In…[Part 1 @ 7:05 of the three-part]…”video the instructor suggests as a general rule that to determine the cause as either wind or water, “go across the street, lean against your car look, at the building, and ask yourself, which was it wind or water?”

This general suggestion is consistent with the testimony of Ms. Keyt, and it forms the framework for the inspection that was conducted by State Farm’s adjuster.
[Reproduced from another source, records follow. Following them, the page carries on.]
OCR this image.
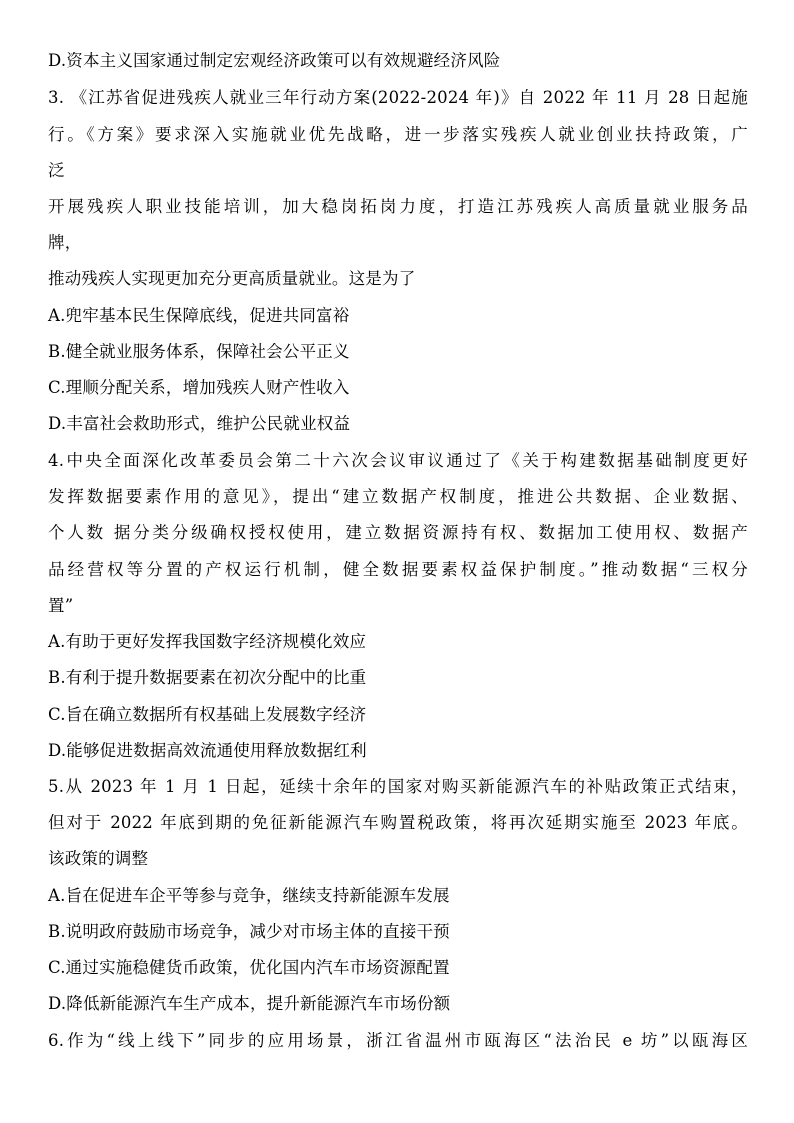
D.资本主义国家通过制定宏观经济政策可以有效规避经济风险
3. 《江苏省促进残疾人就业三年行动方案(2022-2024 年)》自 2022 年 11 月 28 日起施
行。《方案》要求深入实施就业优先战略，进一步落实残疾人就业创业扶持政策，广
泛
开展残疾人职业技能培训，加大稳岗拓岗力度，打造江苏残疾人高质量就业服务品
牌，
推动残疾人实现更加充分更高质量就业。这是为了
A.兜牢基本民生保障底线，促进共同富裕
B.健全就业服务体系，保障社会公平正义
C.理顺分配关系，增加残疾人财产性收入
D.丰富社会救助形式，维护公民就业权益
4.中央全面深化改革委员会第二十六次会议审议通过了《关于构建数据基础制度更好
发挥数据要素作用的意见》，提出“建立数据产权制度，推进公共数据、企业数据、
个人数 据分类分级确权授权使用，建立数据资源持有权、数据加工使用权、数据产
品经营权等分置的产权运行机制，健全数据要素权益保护制度。”推动数据“三权分
置”
A.有助于更好发挥我国数字经济规模化效应
B.有利于提升数据要素在初次分配中的比重
C.旨在确立数据所有权基础上发展数字经济
D.能够促进数据高效流通使用释放数据红利
5.从 2023 年 1 月 1 日起，延续十余年的国家对购买新能源汽车的补贴政策正式结束，
但对于 2022 年底到期的免征新能源汽车购置税政策，将再次延期实施至 2023 年底。
该政策的调整
A.旨在促进车企平等参与竞争，继续支持新能源车发展
B.说明政府鼓励市场竞争，减少对市场主体的直接干预
C.通过实施稳健货币政策，优化国内汽车市场资源配置
D.降低新能源汽车生产成本，提升新能源汽车市场份额
6.作为“线上线下”同步的应用场景，浙江省温州市瓯海区“法治民 e 坊”以瓯海区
The Flores’ plaintiffs “Response Brief in Opposition to [State Farm’s] Motion for Summary Judgment” is more than just pictures worth a thousand words.  The discussion of related Mississippi case law on Good Faith and Fair Dealing and the Summary Judgment Standard applied to Punitive and/or Extra-Contractual Damages is thorough:

State Farm has filed a motion for partial summary judgment attempting to dismiss the claim for extra-contractual damages, attorneys’ fees and punitive damages. Because there exist questions of fact precluding the granting of the motion, the motion should be denied as the issues presented are more properly resolved in a full trial by jury.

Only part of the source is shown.